RichardBarrister · 11/01/2023 10:05
Excellent advice @OhHolyJesus - I like the idea of explaining the seriousness of this mums interference and her responsibilities.
I have seen teens get influenced by other families and drawn away from their own but it seems that trans and accusations of transphobia are the most powerful levers to cause parental alienation ever.
Inviting dd and sometimes partner out for a coffee is a good idea - it gives partner less ammunition to demonise you if you are being friendly to both of them. Keep channels of communication open.
I wish you and your family all the best and I’m sure you will be giving ds lots of hugs as I’m sure he misses dd too.
selck · 11/01/2023 10:08
You're pushing your son away by misgendering him and dead naming him. I'm not surprised he doesn't want to be around you.
At 16 I went through something very similar to him, however my partner was female. She was abusive and not good for me, but she accepted that I identified as male and therefore was a preferable relationship than the one I had with my mother.
It took many many years but my mother and I are in a good place again now, the girlfriend is long gone.
Accept that your son is male and it is not his partner who is the cause of it.
At 17, it's unlikely that he will be with this person forever, but the damage you are doing to your relationship with him can and will be permanent if you carry on. Think carefully about what kind of future you want with your child, he will carry on without you if you keep it up.
MichelleScarn · 11/01/2023 10:16
Absolutely rubbish advice from @selck. Ops child will never be 'male' regardless of how they wish to present. Why are those who say this always fixated on one person only and ignore the damage that is being done to the rest of the family by their child's/sibling behaviour?
ArabellaScott · 11/01/2023 10:28
While selck is talking rubbish wrt OP's child's sex being 'male', the larger points are worth listening to.
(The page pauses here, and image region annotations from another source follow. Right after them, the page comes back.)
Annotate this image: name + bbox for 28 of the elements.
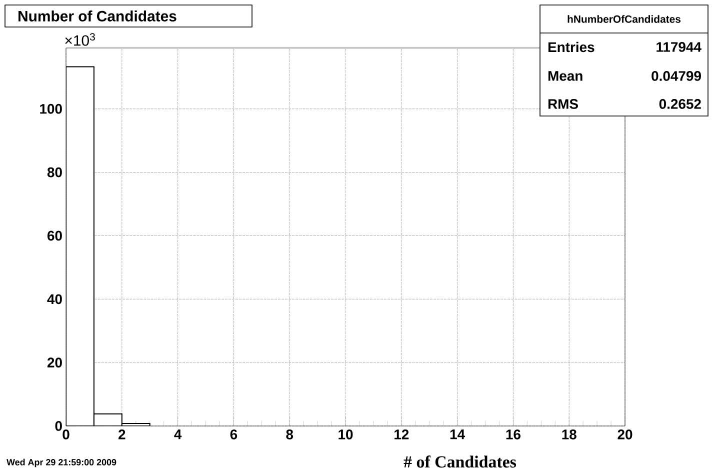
x-tick-label: 6 xyxy=(230,429,238,440)
text: 117944 xyxy=(656,42,702,52)
annotation: RMS xyxy=(548,99,578,109)
x-tick-label: 2 xyxy=(118,429,126,440)
text: ×10$^{3}$ xyxy=(65,33,95,46)
text: 0.04799 xyxy=(652,71,701,81)
y-tick-label: 80 xyxy=(47,167,62,178)
annotation: Entries xyxy=(548,42,594,52)
x-tick-label: 0 xyxy=(62,429,70,440)
x-tick-label: 18 xyxy=(562,429,576,440)
x-tick-label: 8 xyxy=(286,429,294,440)
x-tick-label: 4 xyxy=(174,430,182,440)
x-tick-label: 16 xyxy=(506,429,520,440)
x-axis-title: # of Candidates xyxy=(404,456,516,468)
text: 0.2652 xyxy=(659,99,701,109)
text: hNumberOfCandidates xyxy=(568,15,681,23)
y-tick-label: 40 xyxy=(47,294,62,304)
y-tick-label: 0 xyxy=(55,421,62,431)
x-tick-label: 10 xyxy=(338,429,353,440)
x-tick-label: 12 xyxy=(394,429,409,440)
y-tick-label: 20 xyxy=(47,358,62,368)
chart-title: Number of Candidates xyxy=(18,10,176,22)
x-tick-label: 14 xyxy=(450,430,465,440)
text: Wed Apr 29 21:59:00 2009 xyxy=(6,458,116,468)
y-tick-label: 60 xyxy=(47,230,62,241)
x-tick-label: 20 xyxy=(618,429,632,440)
y-tick-label: 100 xyxy=(40,104,62,114)
annotation: Mean xyxy=(548,71,582,81)
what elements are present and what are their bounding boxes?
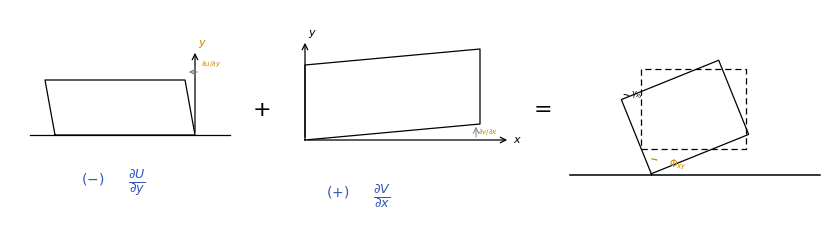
Text: $(+)$: $(+)$	[326, 184, 350, 200]
Text: +: +	[253, 100, 271, 120]
Text: $\Phi_{xy}$: $\Phi_{xy}$	[670, 158, 687, 172]
Text: $\frac{\partial V}{\partial x}$: $\frac{\partial V}{\partial x}$	[373, 182, 391, 210]
Text: $\gamma_{xy}$: $\gamma_{xy}$	[631, 90, 645, 101]
Text: $\frac{\partial U}{\partial y}$: $\frac{\partial U}{\partial y}$	[128, 168, 146, 199]
Text: y: y	[308, 28, 315, 38]
Text: $\partial v/\partial x$: $\partial v/\partial x$	[478, 127, 498, 137]
Text: $(-)$: $(-)$	[81, 171, 104, 187]
Text: x: x	[513, 135, 519, 145]
Text: =: =	[534, 100, 552, 120]
Text: $\partial u/\partial y$: $\partial u/\partial y$	[201, 59, 221, 69]
Text: y: y	[198, 38, 205, 48]
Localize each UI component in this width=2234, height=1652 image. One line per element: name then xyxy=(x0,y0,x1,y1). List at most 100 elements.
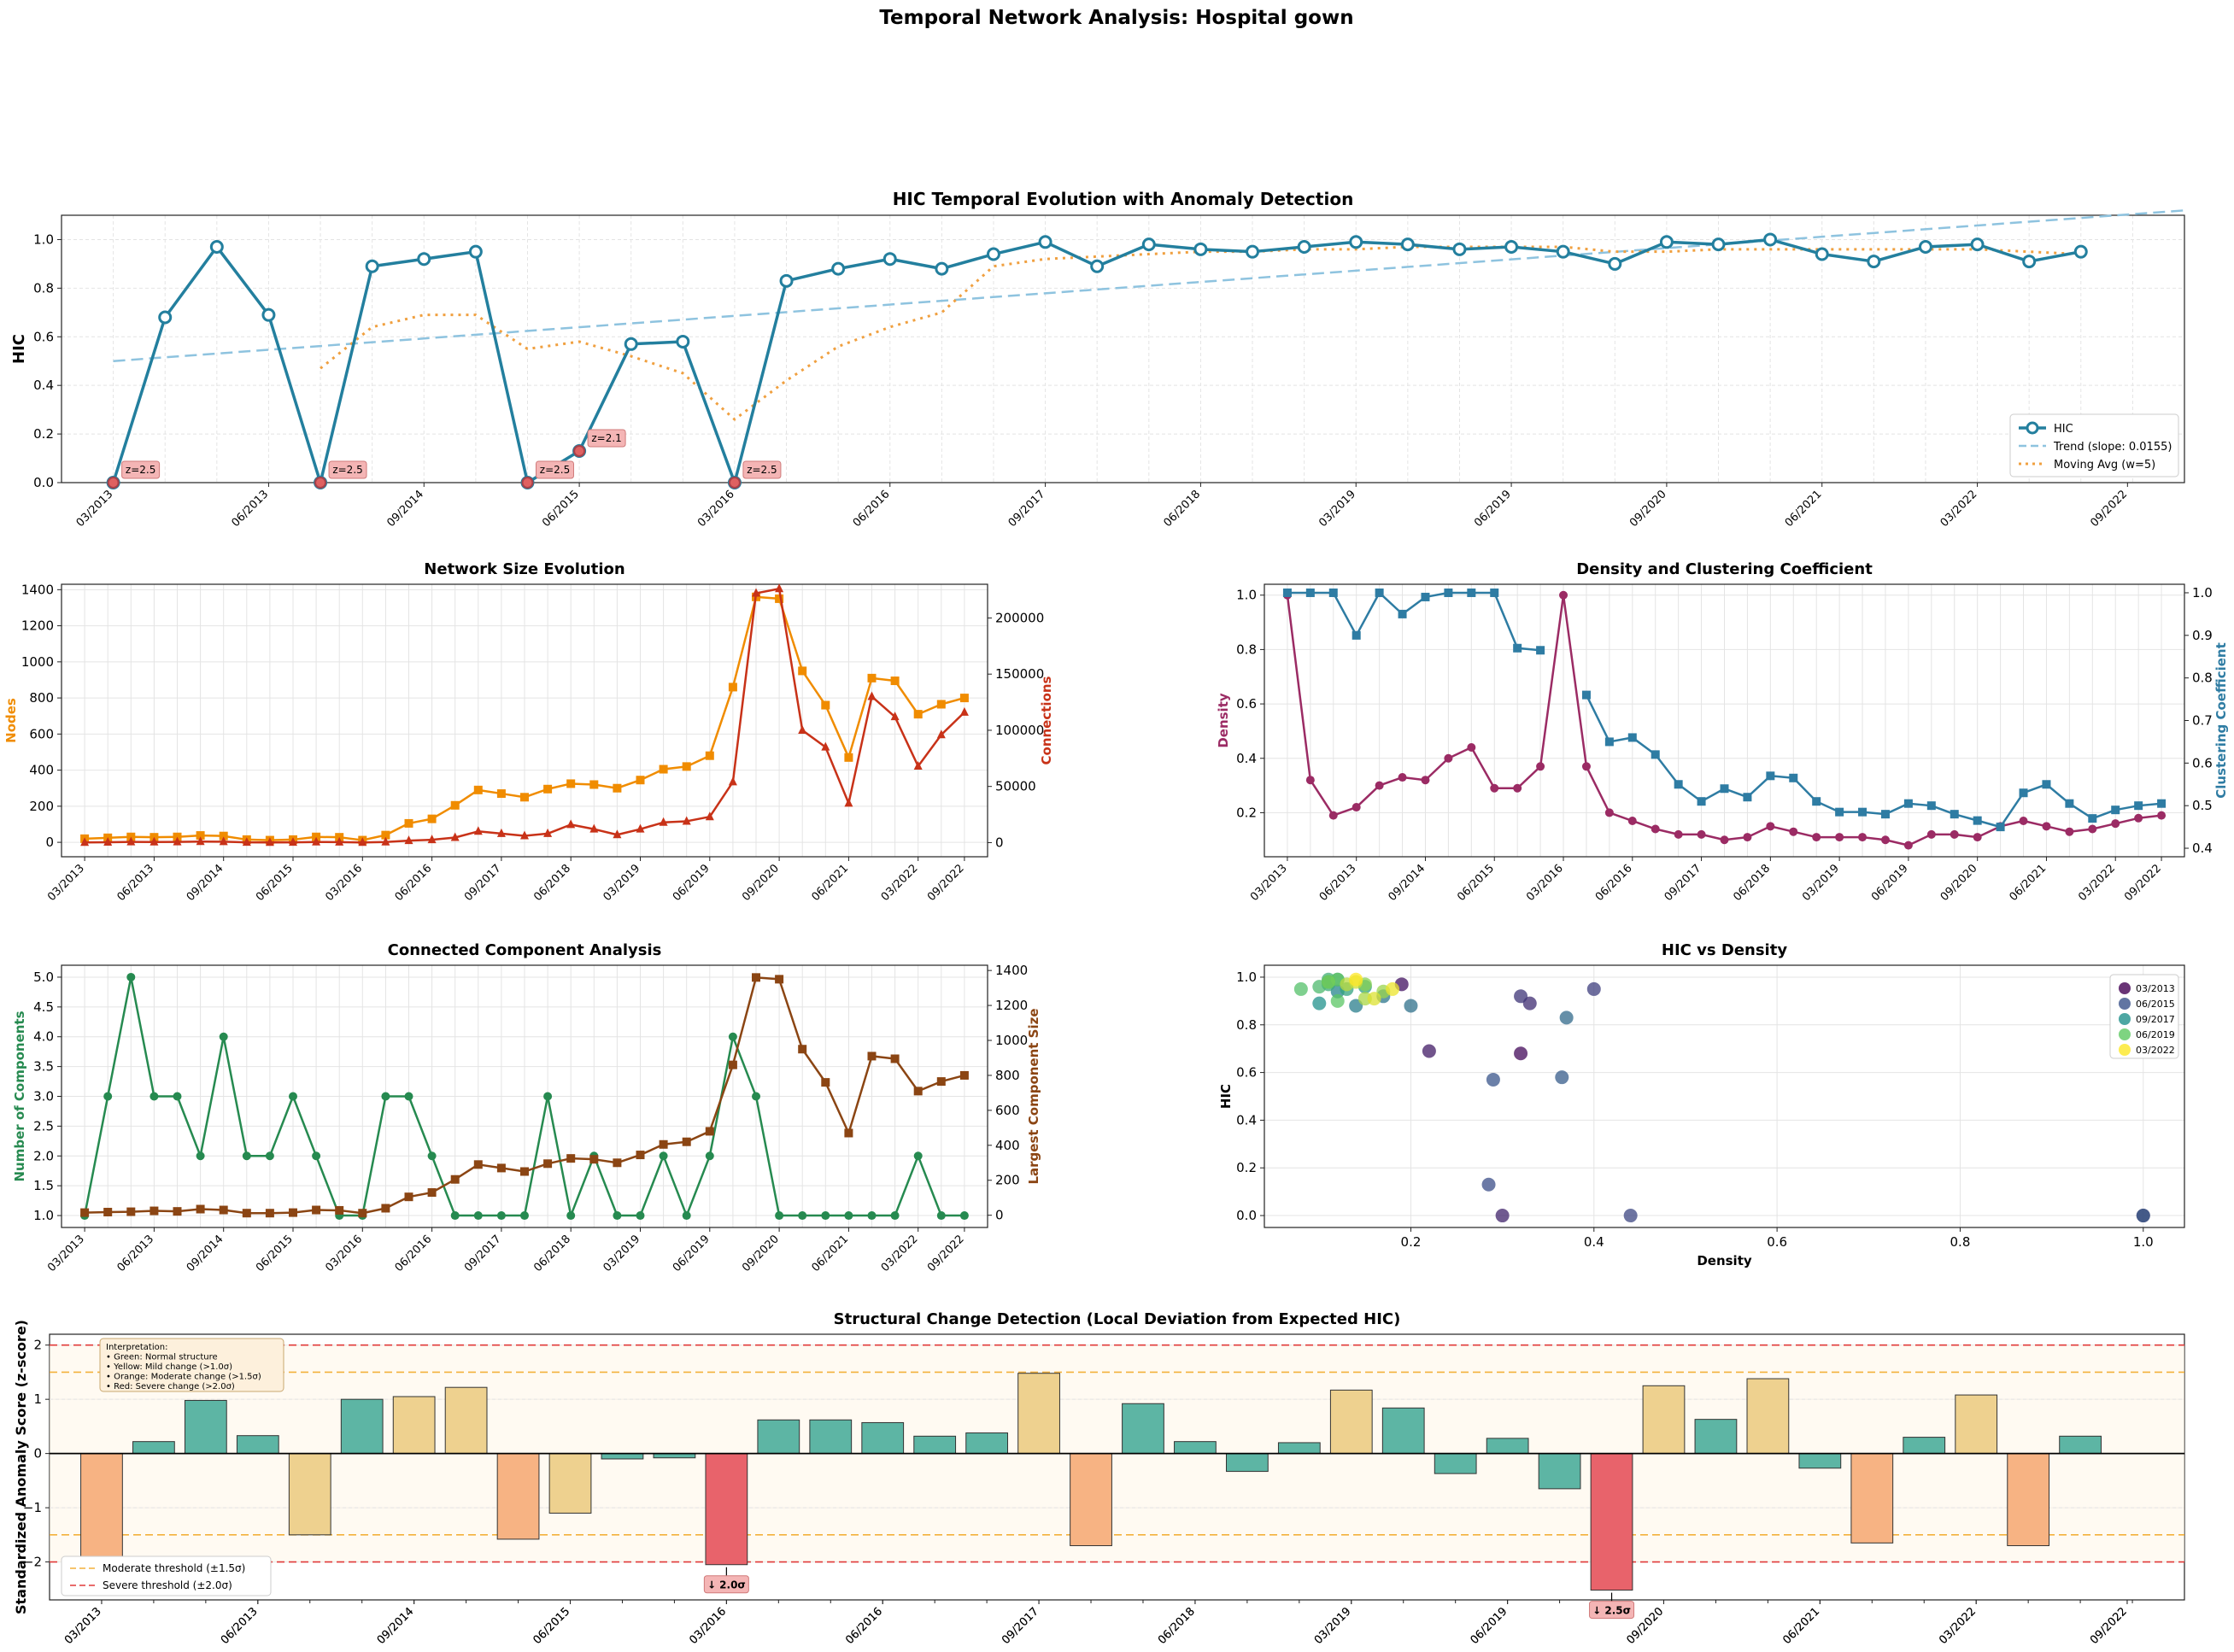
clustering-point xyxy=(1812,797,1821,806)
y2-tick-label: 1000 xyxy=(995,1033,1028,1048)
density-point xyxy=(1375,781,1384,790)
density-point xyxy=(2157,811,2167,820)
anomaly-bar xyxy=(1642,1385,1686,1455)
chart-title: Structural Change Detection (Local Devia… xyxy=(834,1310,1401,1328)
anomaly-bar xyxy=(809,1419,853,1455)
y-tick-label: 2.0 xyxy=(33,1148,54,1163)
largest-component-point xyxy=(496,1163,506,1173)
clustering-point xyxy=(1627,733,1637,742)
largest-component-point xyxy=(473,1160,483,1169)
y-tick-label: 2.5 xyxy=(33,1118,54,1134)
clustering-point xyxy=(2019,788,2028,798)
connections-point xyxy=(566,819,576,829)
largest-component-point xyxy=(821,1078,830,1087)
components-point xyxy=(936,1211,946,1221)
x-tick-label: 06/2013 xyxy=(1317,862,1359,904)
largest-component-point xyxy=(566,1154,576,1163)
x-tick-label: 03/2016 xyxy=(323,1233,365,1274)
x-tick-label: 06/2018 xyxy=(531,862,573,904)
clustering-point xyxy=(1305,588,1315,597)
hic-point xyxy=(1608,256,1622,271)
chart-title: Density and Clustering Coefficient xyxy=(1576,560,1873,578)
connections-point xyxy=(821,741,830,751)
components-point xyxy=(566,1211,576,1221)
y-tick-label: 4.5 xyxy=(33,999,54,1015)
x-axis-label: Density xyxy=(1697,1253,1752,1268)
components-point xyxy=(103,1092,113,1101)
anomaly-badge xyxy=(587,429,626,448)
anomaly-bar xyxy=(496,1453,540,1540)
anomaly-bar xyxy=(757,1419,800,1455)
clustering-point xyxy=(2157,799,2167,808)
x-tick-label: 06/2015 xyxy=(254,1233,296,1274)
clustering-point xyxy=(2134,801,2143,811)
largest-component-point xyxy=(173,1207,182,1216)
y-tick-label: 1.0 xyxy=(1236,970,1257,985)
anomaly-z-label: z=2.5 xyxy=(332,464,362,476)
clustering-point xyxy=(2111,805,2120,815)
x-tick-label: 09/2017 xyxy=(1000,1605,1041,1647)
anomaly-marker xyxy=(728,477,741,489)
x-tick-label: 06/2016 xyxy=(1593,862,1635,904)
largest-component-point xyxy=(728,1060,737,1069)
plot-frame xyxy=(1264,964,2185,1228)
nodes-point xyxy=(496,789,506,799)
components-point xyxy=(752,1092,760,1101)
x-tick-label: 06/2016 xyxy=(851,488,893,530)
clustering-line xyxy=(1287,591,1541,652)
x-tick-label: 06/2019 xyxy=(671,862,712,904)
scatter-point xyxy=(1330,993,1345,1008)
density-point xyxy=(1743,833,1752,842)
components-point xyxy=(404,1092,413,1101)
anomaly-bar xyxy=(965,1432,1009,1455)
anomaly-legend: Moderate threshold (±1.5σ) Severe thresho… xyxy=(61,1555,272,1596)
anomaly-marker xyxy=(573,445,586,458)
clustering-point xyxy=(1604,737,1614,747)
hic-point xyxy=(468,244,483,259)
density-point xyxy=(1651,824,1660,834)
nodes-point xyxy=(959,694,969,703)
x-tick-label: 09/2022 xyxy=(2088,1605,2130,1647)
density-point xyxy=(1305,776,1315,785)
anomaly-bar xyxy=(1590,1453,1633,1591)
components-point xyxy=(890,1211,900,1221)
x-tick-label: 03/2016 xyxy=(323,862,365,904)
largest-component-point xyxy=(752,973,760,982)
clustering-point xyxy=(1766,771,1775,781)
hic-point xyxy=(1763,232,1778,247)
connections-point xyxy=(659,817,668,826)
scatter-point xyxy=(1322,975,1336,989)
x-tick-label: 09/2022 xyxy=(925,862,967,904)
clustering-point xyxy=(1697,797,1706,806)
largest-component-point xyxy=(103,1207,113,1216)
y-tick-label: 800 xyxy=(29,690,54,706)
nodes-point xyxy=(543,784,553,794)
largest-component-point xyxy=(890,1054,900,1063)
legend-box xyxy=(61,1555,272,1596)
y-tick-label: −1 xyxy=(23,1500,42,1515)
connections-point xyxy=(126,836,136,846)
nodes-point xyxy=(636,776,645,785)
y2-tick-label: 0 xyxy=(995,835,1004,850)
components-point xyxy=(173,1092,182,1101)
x-tick-label: 06/2021 xyxy=(809,862,851,904)
hic-legend: HIC Trend (slope: 0.0155) Moving Avg (w=5) xyxy=(2009,413,2179,477)
components-point xyxy=(682,1211,691,1221)
y-tick-label: 0.4 xyxy=(1236,1112,1257,1128)
nodes-point xyxy=(867,673,877,682)
components-point xyxy=(242,1151,251,1161)
scatter-point xyxy=(1404,999,1418,1013)
hic-point xyxy=(1400,237,1415,252)
charts-layer: 0.00.20.40.60.81.003/2013 06/2013 09/2014 0… xyxy=(3,189,2229,1647)
x-tick-label: 06/2019 xyxy=(1472,488,1514,530)
scatter-point xyxy=(1514,1046,1528,1061)
y-axis-label: HIC xyxy=(10,334,28,364)
y2-tick-label: 50000 xyxy=(995,779,1036,794)
components-chart: 1.0 1.5 2.0 2.5 3.0 3.5 4.0 4.5 5.0 03/2013 06/201… xyxy=(12,941,1041,1274)
components-point xyxy=(613,1211,622,1221)
components-point xyxy=(867,1211,877,1221)
x-tick-label: 0.6 xyxy=(1767,1234,1787,1250)
density-point xyxy=(1467,743,1476,753)
clustering-point xyxy=(2088,814,2097,823)
clustering-point xyxy=(2065,799,2074,808)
The most important thing is to maintain your relationship with your child. This doesn't equate to agreeing with every mad fucking thing they say, or agreeing to whatever they ask. That's a hostage situation, not a relationship.
I agree to avoid getting into protracted theoretical arguments is pointless, especially with a teen.
They are mature - or appear so- in some ways, but they are still children.
As a parent you are their rock, guide, protector, provider and legal guardian. You can't always stop them from making bad decisions but you can remind them of your presence and constancy.
Beowulfa · 11/01/2023 10:32
I do wonder what the reaction would be if middle aged mums all announced that they too were trans, changed their names (to uncool old male names like Brian, Trevor and Derek) and started policing pronouns.
Why can't older women be trans too? I mean, just where are all the transitioning middle aged FtM people?
(I realise this is flippant, and don't wish to distract from your stressful situation OP).
WinterTrees · 11/01/2023 10:33
I can't offer much in the way of useful advice OP, but much sympathy for what you're going through. Do you have a family pet? I found, during the turbulent teen years, that snapchats featuring the cat doing daft things where always good ways of keeping connected, no matter how bitterly we had disagreed or how great the rift felt. Animals are neutral and often much loved, so a good way of reaching out.